Ainda que superada essa questão, entendemos que mesmo uma lei editada pelo Congresso Nacional não encontraria respaldo na ordem constitucional, por quatro razões. Primeiro, porque não há qualquer autorização constitucional para que o Estado atue diretamente na determinação e imposição de preços praticados no âmbito de relações privadas, especialmente considerando o teor do artigo 174 da Constituição Federal, que é claro ao determinar que o Estado apenas pode exercer as funções de fiscalização, incentivo e planejamento indicativos ao setor privado, respeitando especialmente a livre iniciativa; segundo, porque não faz sentido econômico ou jurídico qualquer tipo de distorção horizontal e genérica aplicada a um setor inteiro da economia, sem que se considerem as particularidades em termos de formação de custo de cada integrante do mercado – inexistindo, ainda, qualquer estudo sério a respeito dos reais efeitos econômicos da pandemia no setor da educação (e seu respectivo impacto na determinação do preço das mensalidades escolares).

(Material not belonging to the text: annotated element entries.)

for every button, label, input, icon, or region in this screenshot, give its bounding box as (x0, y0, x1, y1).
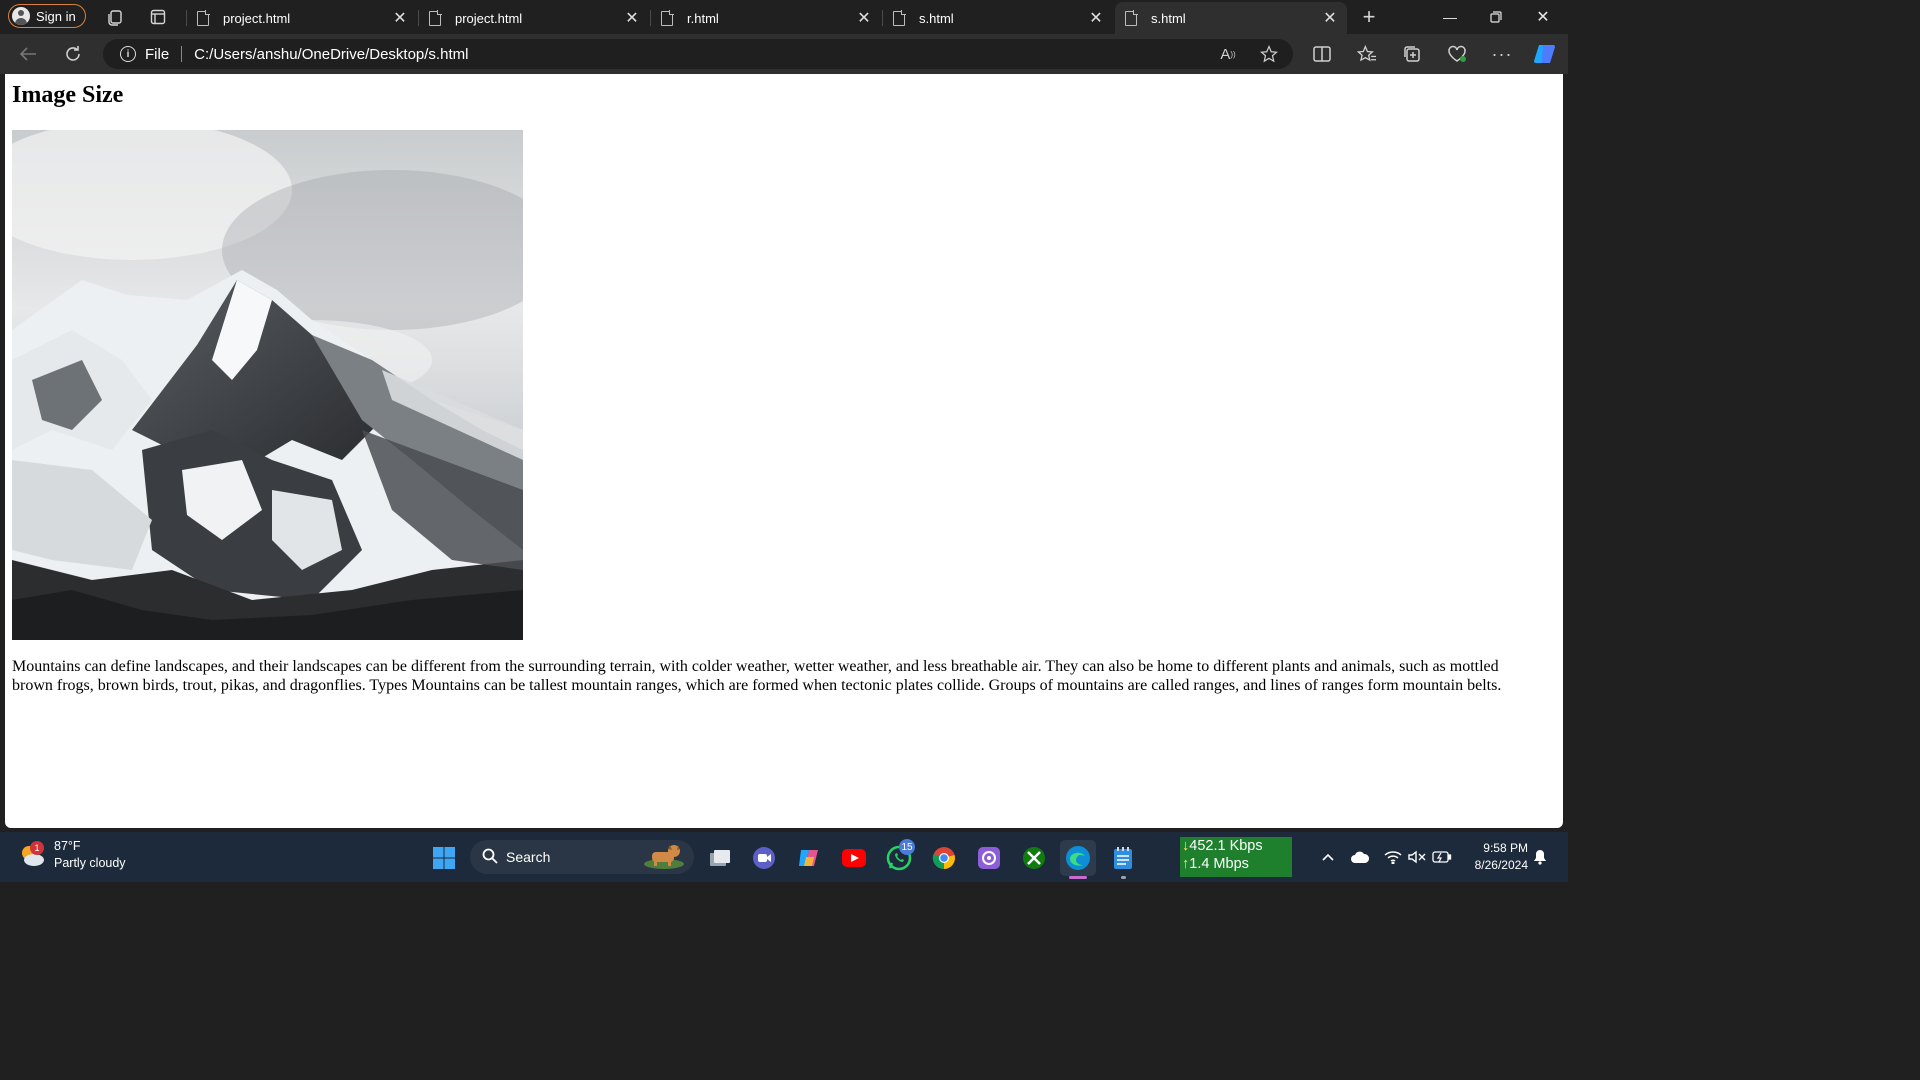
upload-speed: ↑1.4 Mbps (1182, 856, 1249, 872)
tab-title: project.html (455, 10, 523, 26)
search-label: Search (506, 849, 551, 865)
address-bar[interactable]: i File C:/Users/anshu/OneDrive/Desktop/s… (103, 39, 1293, 69)
notifications-bell-icon[interactable] (1530, 849, 1550, 865)
open-app-indicator (1121, 876, 1126, 879)
document-icon (429, 10, 442, 26)
tab-close-icon[interactable]: ✕ (391, 8, 409, 28)
taskbar-search[interactable]: Search (470, 840, 694, 874)
volume-muted-icon[interactable] (1407, 849, 1427, 865)
whatsapp-badge: 15 (899, 839, 915, 855)
more-options-icon[interactable]: ··· (1488, 40, 1516, 68)
back-arrow-icon[interactable] (14, 40, 42, 68)
show-hidden-icons-chevron-icon[interactable] (1318, 849, 1338, 865)
url-text[interactable]: C:/Users/anshu/OneDrive/Desktop/s.html (194, 46, 468, 63)
start-button[interactable] (426, 840, 462, 876)
tab-s-active[interactable]: s.html ✕ (1115, 2, 1347, 34)
sign-in-button[interactable]: Sign in (8, 4, 86, 28)
chrome-icon[interactable] (926, 840, 962, 876)
mountain-image (12, 130, 523, 640)
xbox-icon[interactable] (1016, 840, 1052, 876)
document-icon (197, 10, 210, 26)
close-window-icon[interactable]: ✕ (1520, 0, 1566, 34)
read-aloud-icon[interactable]: A)) (1214, 40, 1242, 68)
browser-essentials-icon[interactable] (1443, 40, 1471, 68)
new-tab-icon[interactable]: + (1358, 4, 1380, 29)
split-screen-icon[interactable] (1308, 40, 1336, 68)
workspaces-icon[interactable] (104, 6, 126, 28)
tab-project-1[interactable]: project.html ✕ (187, 2, 417, 34)
youtube-icon[interactable] (836, 840, 872, 876)
minimize-icon[interactable]: — (1427, 0, 1473, 34)
weather-widget[interactable]: 1 87°F Partly cloudy (18, 838, 126, 872)
refresh-icon[interactable] (59, 40, 87, 68)
document-icon (893, 10, 906, 26)
search-highlight-icon (642, 842, 686, 873)
search-icon (482, 848, 498, 867)
tab-close-icon[interactable]: ✕ (1321, 8, 1339, 28)
system-clock[interactable]: 9:58 PM 8/26/2024 (1462, 840, 1528, 874)
sign-in-label: Sign in (36, 8, 76, 24)
clock-time: 9:58 PM (1483, 841, 1528, 855)
teams-meet-icon[interactable] (746, 840, 782, 876)
tab-r[interactable]: r.html ✕ (651, 2, 881, 34)
page-paragraph: Mountains can define landscapes, and the… (12, 658, 1502, 694)
page-viewport: Image Size Mountains can define landscap… (5, 74, 1563, 828)
scheme-label: File (145, 45, 170, 63)
partly-cloudy-icon: 1 (18, 841, 46, 869)
weather-temp: 87°F (54, 839, 81, 853)
tab-close-icon[interactable]: ✕ (1087, 8, 1105, 28)
copilot-taskbar-icon[interactable] (791, 840, 827, 876)
notepad-icon[interactable] (1105, 840, 1141, 879)
tab-title: s.html (919, 10, 954, 26)
weather-condition: Partly cloudy (54, 856, 126, 870)
wifi-icon[interactable] (1383, 849, 1403, 865)
network-speed-widget: ↓452.1 Kbps ↑1.4 Mbps (1180, 837, 1292, 877)
onedrive-cloud-icon[interactable] (1350, 849, 1370, 865)
tab-actions-icon[interactable] (147, 6, 169, 28)
page-title: Image Size (12, 82, 124, 108)
tab-close-icon[interactable]: ✕ (623, 8, 641, 28)
battery-charging-icon[interactable] (1432, 849, 1452, 865)
collections-icon[interactable] (1398, 40, 1426, 68)
tab-close-icon[interactable]: ✕ (855, 8, 873, 28)
tab-title: s.html (1151, 10, 1186, 26)
active-app-indicator (1069, 876, 1087, 879)
address-divider (181, 46, 183, 62)
tab-title: r.html (687, 10, 719, 26)
tab-project-2[interactable]: project.html ✕ (419, 2, 649, 34)
document-icon (661, 10, 674, 26)
document-icon (1125, 10, 1138, 26)
download-speed: ↓452.1 Kbps (1182, 838, 1263, 854)
site-info-icon[interactable]: i (120, 46, 136, 62)
copilot-icon[interactable] (1531, 40, 1559, 68)
app-icon-purple[interactable] (971, 840, 1007, 876)
weather-alert-badge: 1 (30, 841, 44, 855)
favorite-star-icon[interactable] (1255, 40, 1283, 68)
clock-date: 8/26/2024 (1474, 858, 1528, 872)
favorites-icon[interactable] (1353, 40, 1381, 68)
task-view-icon[interactable] (702, 840, 738, 876)
restore-icon[interactable] (1473, 0, 1519, 34)
whatsapp-icon[interactable]: 15 (881, 839, 917, 876)
tab-s[interactable]: s.html ✕ (883, 2, 1113, 34)
profile-avatar-icon (12, 7, 30, 25)
tab-title: project.html (223, 10, 291, 26)
edge-icon[interactable] (1060, 840, 1096, 879)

Além disso, é indesejável a intervenção impositiva do Estado na formação de preços de um único setor da economia, não havendo qualquer justificativa razoável para que o setor de educação seja escolhido em detrimento de outros de caráter também fundamental (combustíveis, energia elétrica etc.). Por fim, a imposição por lei da redução dos preços praticados nos contratos pode violar o ato jurídico perfeito, uma vez que as obrigações firmadas entre particulares e instituições de ensino já foram pactuadas de forma válida e em plena observância à legislação de regência (o Código Civil e a Lei Federal 9.870/1999).
Como é possível perceber, há graves problemas jurídicos na determinação impositiva e genérica da redução dos valores de mensalidades escolares por meio de lei – federal ou estadual. A referida conclusão, porém, não torna inviável a renegociação das obrigações assumidas diretamente entre os contratantes, com base na já consolidada Teoria da Imprevisão do Direito Civil. Essa, inclusive, é a orientação geral do Sistema Nacional de Defesa do Consumidor, prevista na Nota Técnica 14/2020, veiculada pela entidade em 26 de março.
É preciso considerar, neste contexto, que as instituições de ensino também passam por diversos problemas econômicos, uma vez que, em geral, mantiveram a prestação dos serviços educacionais por meio de tecnologias digitais sem, contudo, obterem a redução da maioria de seus custos operacionais (salários, tributos, materiais, custos de manutenção etc.).
Os tempos difíceis chegaram; soluções simples e impositivas que desconsiderem a ordem constitucional provavelmente causarão mais distorção no setor privado de educação, com grave risco sistêmico para o futuro. A solução para o atual momento de crise, portanto, deve ser encontrada em conjunto, entre os próprios particulares ou entre estes e o poder público, com cautela e razoabilidade.
Gustavo Henrique Sperandio Roxo é advogado, mestre em Direito Econômico, Financeiro e Tributário e professor universitário. Guilherme Henrique Corrêa Fontoura é advogado.